Beware of “Mint” Takeover
Mint is easy to grow (a gross understatement) for even the rookie herb gardener. It’s a great place to start when creating your herb garden, but BEWARE…mint is an extremely invasive plant. Mint is propagated by its roots or “runners” that spread and will quickly take over a flowerbed or garden if you are not careful. (Another note from the Editor: I started growing mint in a terra cotta pot with the typical drainage hole in the bottom – now my mint bed has claimed an area of about 8’ x 10.’ Fortunately I really like mint and have lots of room.) Mint can be grown safely in a pot on a patio or deck. However, when planting mint in a flowerbed, you should submerge a container (either a pot (without a drainage hole), a mesh bag or edging to at least 5 inches deep), leaving the rim above ground level when potted, so the mint’s fast-growing root system will be contained.
Harvest mint sprigs before the plant flowers. To extend the harvesting season, pinch off the flowering buds as they appear. Fresh leaves are available from early spring through late fall.
A Friend to the Gardener
In the garden, mint is useful as a companion plant. It repels aphids and cabbage flies. Plant it near tomatoes, cabbage, broccoli and greens. Use mint as a border plant to repel mice, rats and other such vermin, that find it extremely distasteful and may avoid entering your home when mint is used as a pest barrier. (Note from the Editor: We place mint sprigs inside our tomato cages to repel deer, which were eating our nearly ripe tomatoes and munching on their foliage.) Mint is also a natural repellant to mosquitoes and ants. And, it provides a fresh aroma in your garden. Mint plants release a crisp and refreshing scent that may revitalize your senses, stimulate your appetite and lighten your mood.
Uses for Fresh Mint
Fresh and dried leaves are used for flavoring sauces and beverages. Some of the foods made with or flavored by mint include mint jelly, mint sauce, herbal teas, iced teas, fruit drinks, candies and sweets. Peppermint is particularly complementary to chocolate. Some meat dishes use mint to offset strong tastes, for example lamb is often served with mint jelly.

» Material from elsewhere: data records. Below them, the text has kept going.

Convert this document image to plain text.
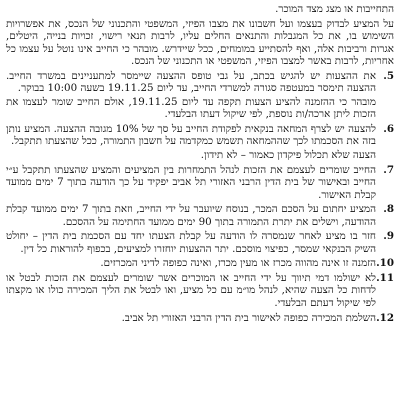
התחייבות או מצג מצד המוכר.

על המציע לבדוק בעצמו ועל חשבונו את מצבו הפיזי, המשפטי והתכנוני של הנכס, את אפשרויות השימוש בו, את כל המגבלות והתנאים החלים עליו, לרבות תנאי רישוי, זכויות בנייה, היטלים, אגרות ורביבות אלה, ואף להסתייע במומחים, ככל שיידרש. מובהר כי החייב אינו נוטל על עצמו כל אחריות, לרבות באשר למצבו הפיזי, המשפטי או התכנוני של הנכס.

5.

את ההצעות יש להגיש בכתב, על גבי טופס ההצעה שיימסר למתעניינים במשרד החייב. ההצעה תימסר במעטפה סגורה למשרדי החייב, עד ליום 19.11.25 בשעה 10:00 בבוקר.

מובהר כי ההזמנה להציע הצעות תקפה עד ליום 19.11.25, אולם החייב שומר לעצמו את הזכות ליתן ארכה/ות נוספת, לפי שיקול דעתו הבלעדי.

6.

להצעה יש לצרף המחאה בנקאית לפקודת החייב על סך של 10% מגובה ההצעה. המציע נותן בזה את הסכמתו לכך שההמחאה תשמש כמקדמה על חשבון התמורה, ככל שהצעתו תתקבל.

הצעה שלא תכלול פיקדון כאמור – לא תידון.

7.

החייב שומרים לעצמם את הזכות לנהל התמחרות בין המציעים והמציע שהצעתו תתקבל ע״י החייב ובאישור של בית הדין הרבני האזורי תל אביב יפקיד על כך הודעה בתוך 7 ימים ממועד קבלת האישור.

8.

המציע יחתום על הסכם המכר, בנוסח שיועבר על ידי החייב, וזאת בתוך 7 ימים ממועד קבלת ההודעה, וישלים את יתרת התמורה בתוך 90 ימים ממועד החתימה על ההסכם.

9.

חזר בו מציע לאחר שנמסרה לו הודעה על קבלת הצעתו יחד עם הסכמת בית הדין – יחולט השיק הבנקאי שמסר, כפיצוי מוסכם. יתר ההצעות יוחזרו למציעים, בכפוף להוראות כל דין.

10.

הזמנה זו אינה מהווה מכרז או מעין מכרז, ואינה כפופה לדיני המכרזים.

11.

לא ישולמו דמי תיווך על ידי החייב או המוכרים אשר שומרים לעצמם את הזכות לבטל או לדחות כל הצעה שהיא, לנהל מו״מ עם כל מציע, ואו לבטל את הליך המכירה כולו או מקצתו לפי שיקול דעתם הבלעדי.

12.

השלמת המכירה כפופה לאישור בית הדין הרבני האזורי תל אביב.
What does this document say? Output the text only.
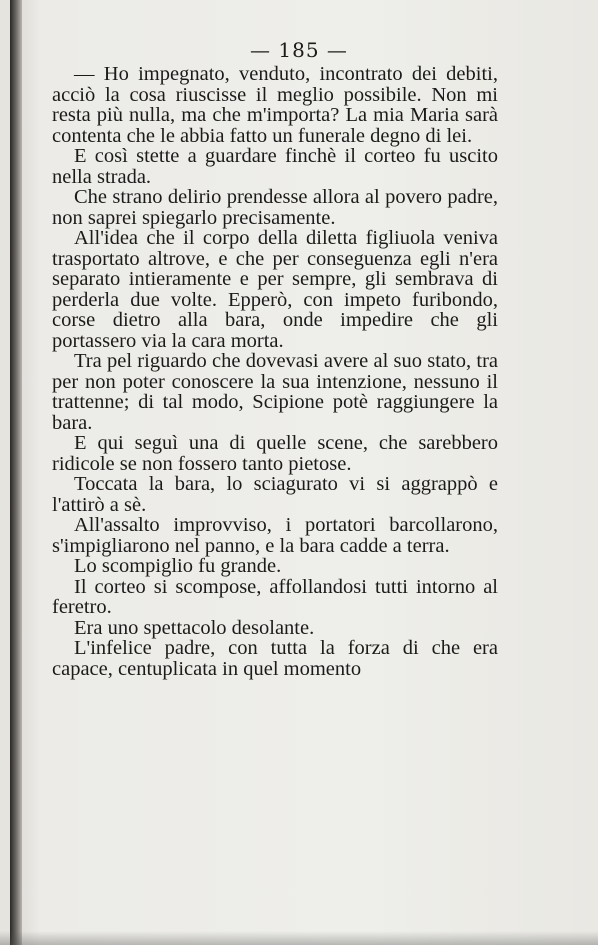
— 185 —

— Ho impegnato, venduto, incontrato dei debiti, acciò la cosa riuscisse il meglio possibile. Non mi resta più nulla, ma che m'importa? La mia Maria sarà contenta che le abbia fatto un funerale degno di lei.

E così stette a guardare finchè il corteo fu uscito nella strada.

Che strano delirio prendesse allora al povero padre, non saprei spiegarlo precisamente.

All'idea che il corpo della diletta figliuola veniva trasportato altrove, e che per conseguenza egli n'era separato intieramente e per sempre, gli sembrava di perderla due volte. Epperò, con impeto furibondo, corse dietro alla bara, onde impedire che gli portassero via la cara morta.

Tra pel riguardo che dovevasi avere al suo stato, tra per non poter conoscere la sua intenzione, nessuno il trattenne; di tal modo, Scipione potè raggiungere la bara.

E qui seguì una di quelle scene, che sarebbero ridicole se non fossero tanto pietose.

Toccata la bara, lo sciagurato vi si aggrappò e l'attirò a sè.

All'assalto improvviso, i portatori barcollarono, s'impigliarono nel panno, e la bara cadde a terra.

Lo scompiglio fu grande.

Il corteo si scompose, affollandosi tutti intorno al feretro.

Era uno spettacolo desolante.

L'infelice padre, con tutta la forza di che era capace, centuplicata in quel momento
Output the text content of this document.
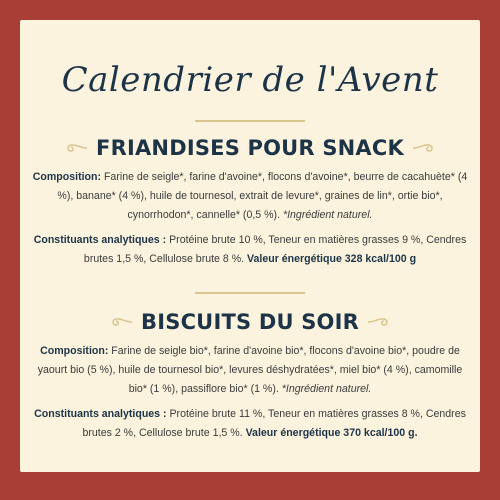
Calendrier de l'Avent
FRIANDISES POUR SNACK
Composition: Farine de seigle*, farine d'avoine*, flocons d'avoine*, beurre de cacahuète* (4 %), banane* (4 %), huile de tournesol, extrait de levure*, graines de lin*, ortie bio*, cynorrhodon*, cannelle* (0,5 %). *Ingrédient naturel.
Constituants analytiques : Protéine brute 10 %, Teneur en matières grasses 9 %, Cendres brutes 1,5 %, Cellulose brute 8 %. Valeur énergétique 328 kcal/100 g
BISCUITS DU SOIR
Composition: Farine de seigle bio*, farine d'avoine bio*, flocons d'avoine bio*, poudre de yaourt bio (5 %), huile de tournesol bio*, levures déshydratées*, miel bio* (4 %), camomille bio* (1 %), passiflore bio* (1 %). *Ingrédient naturel.
Constituants analytiques : Protéine brute 11 %, Teneur en matières grasses 8 %, Cendres brutes 2 %, Cellulose brute 1,5 %. Valeur énergétique 370 kcal/100 g.
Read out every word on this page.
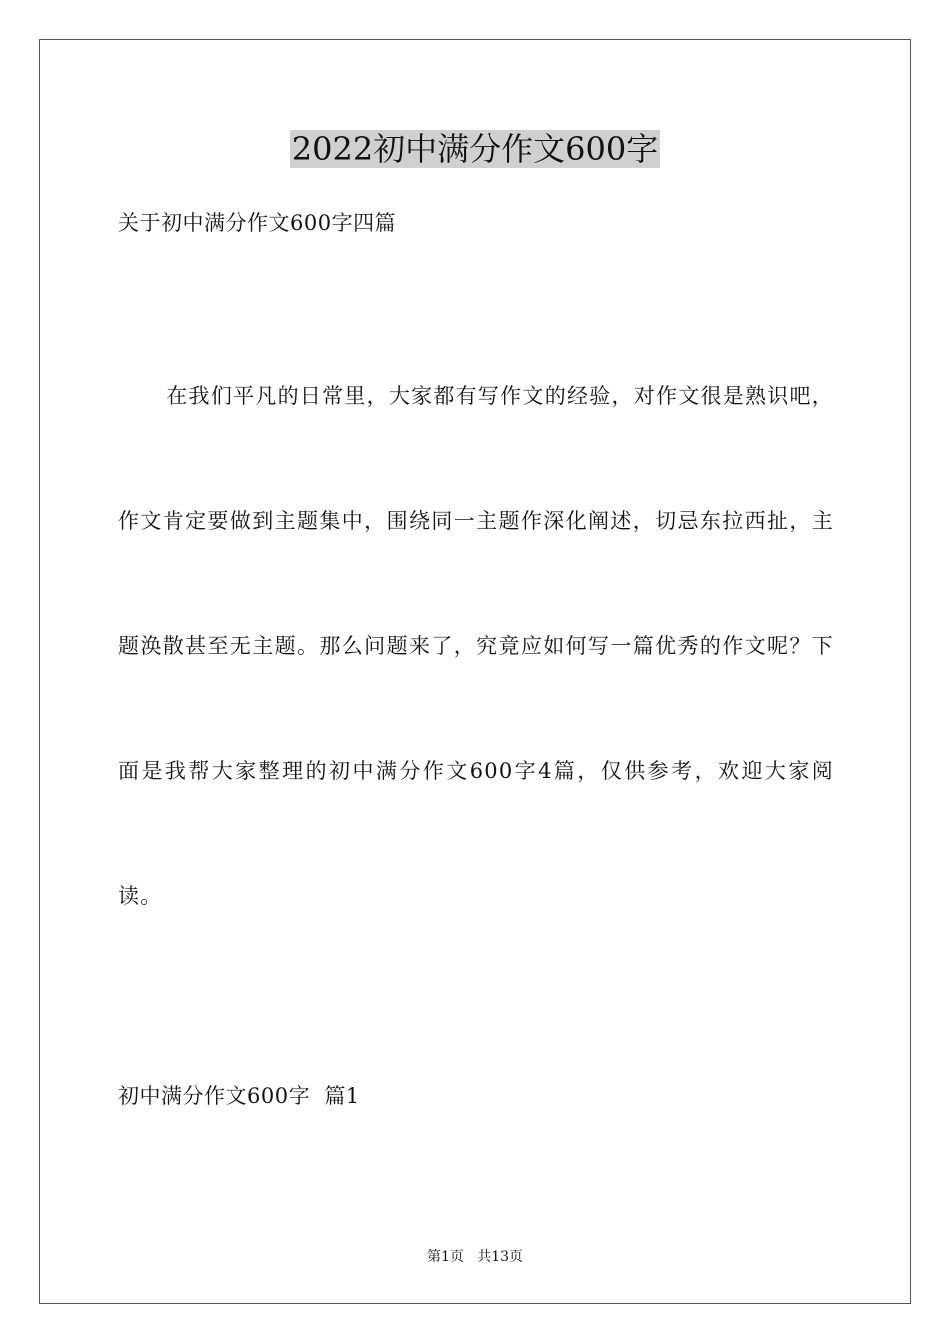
2022初中满分作文600字
关于初中满分作文600字四篇

在我们平凡的日常里，大家都有写作文的经验，对作文很是熟识吧，作文肯定要做到主题集中，围绕同一主题作深化阐述，切忌东拉西扯，主题涣散甚至无主题。那么问题来了，究竟应如何写一篇优秀的作文呢？下面是我帮大家整理的初中满分作文600字4篇，仅供参考，欢迎大家阅读。

初中满分作文600字  篇1
第1页   共13页
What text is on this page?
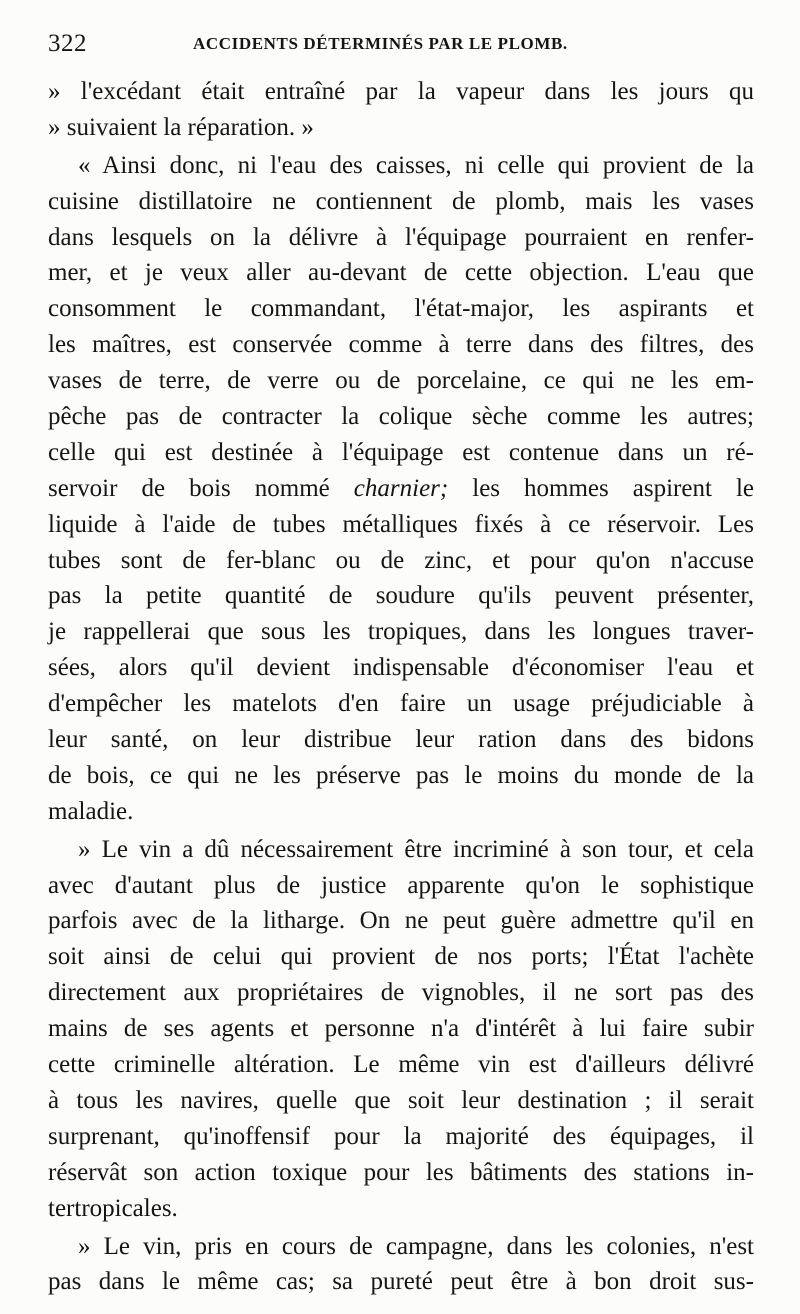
322	ACCIDENTS DÉTERMINÉS PAR LE PLOMB.
» l'excédant était entraîné par la vapeur dans les jours qu
» suivaient la réparation. »
« Ainsi donc, ni l'eau des caisses, ni celle qui provient de la
cuisine distillatoire ne contiennent de plomb, mais les vases
dans lesquels on la délivre à l'équipage pourraient en renfer-
mer, et je veux aller au-devant de cette objection. L'eau que
consomment le commandant, l'état-major, les aspirants et
les maîtres, est conservée comme à terre dans des filtres, des
vases de terre, de verre ou de porcelaine, ce qui ne les em-
pêche pas de contracter la colique sèche comme les autres;
celle qui est destinée à l'équipage est contenue dans un ré-
servoir de bois nommé charnier; les hommes aspirent le
liquide à l'aide de tubes métalliques fixés à ce réservoir. Les
tubes sont de fer-blanc ou de zinc, et pour qu'on n'accuse
pas la petite quantité de soudure qu'ils peuvent présenter,
je rappellerai que sous les tropiques, dans les longues traver-
sées, alors qu'il devient indispensable d'économiser l'eau et
d'empêcher les matelots d'en faire un usage préjudiciable à
leur santé, on leur distribue leur ration dans des bidons
de bois, ce qui ne les préserve pas le moins du monde de la
maladie.
» Le vin a dû nécessairement être incriminé à son tour, et cela
avec d'autant plus de justice apparente qu'on le sophistique
parfois avec de la litharge. On ne peut guère admettre qu'il en
soit ainsi de celui qui provient de nos ports; l'État l'achète
directement aux propriétaires de vignobles, il ne sort pas des
mains de ses agents et personne n'a d'intérêt à lui faire subir
cette criminelle altération. Le même vin est d'ailleurs délivré
à tous les navires, quelle que soit leur destination ; il serait
surprenant, qu'inoffensif pour la majorité des équipages, il
réservât son action toxique pour les bâtiments des stations in-
tertropicales.
» Le vin, pris en cours de campagne, dans les colonies, n'est
pas dans le même cas; sa pureté peut être à bon droit sus-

Fresh peppermint leaves make an excellent garnish for beverages, dinner plates and serving plates. Chewing on a sprig of mint will freshen breath after a meal. Eating a couple of leaves may help with digestion.
Fresh Mint Tea
Yield: 4 cups of tea
4-5 stalks of fresh mint, with stems
4 cups boiling water
Sugar or honey, if desired
• Bring 4 cups of water to a boil.
• While water s boiling, fill a 4-5 cup teapot to the brim with hot water from the tap, and let it sit until the tea water boils
• When the water reaches a boil, empty the now-warm teapot. Roll the mint sprigs between you palms until it is slightly crushed. Place mint in teapot.
• Pour boiling water over the crushed mint, cover teapot and let it steep for 5 minutes.
• Pour into your favorite teacup, inhale deeply, and enjoy.
For a different take on this classic favorite, add a thin slice of lemon, lime or orange.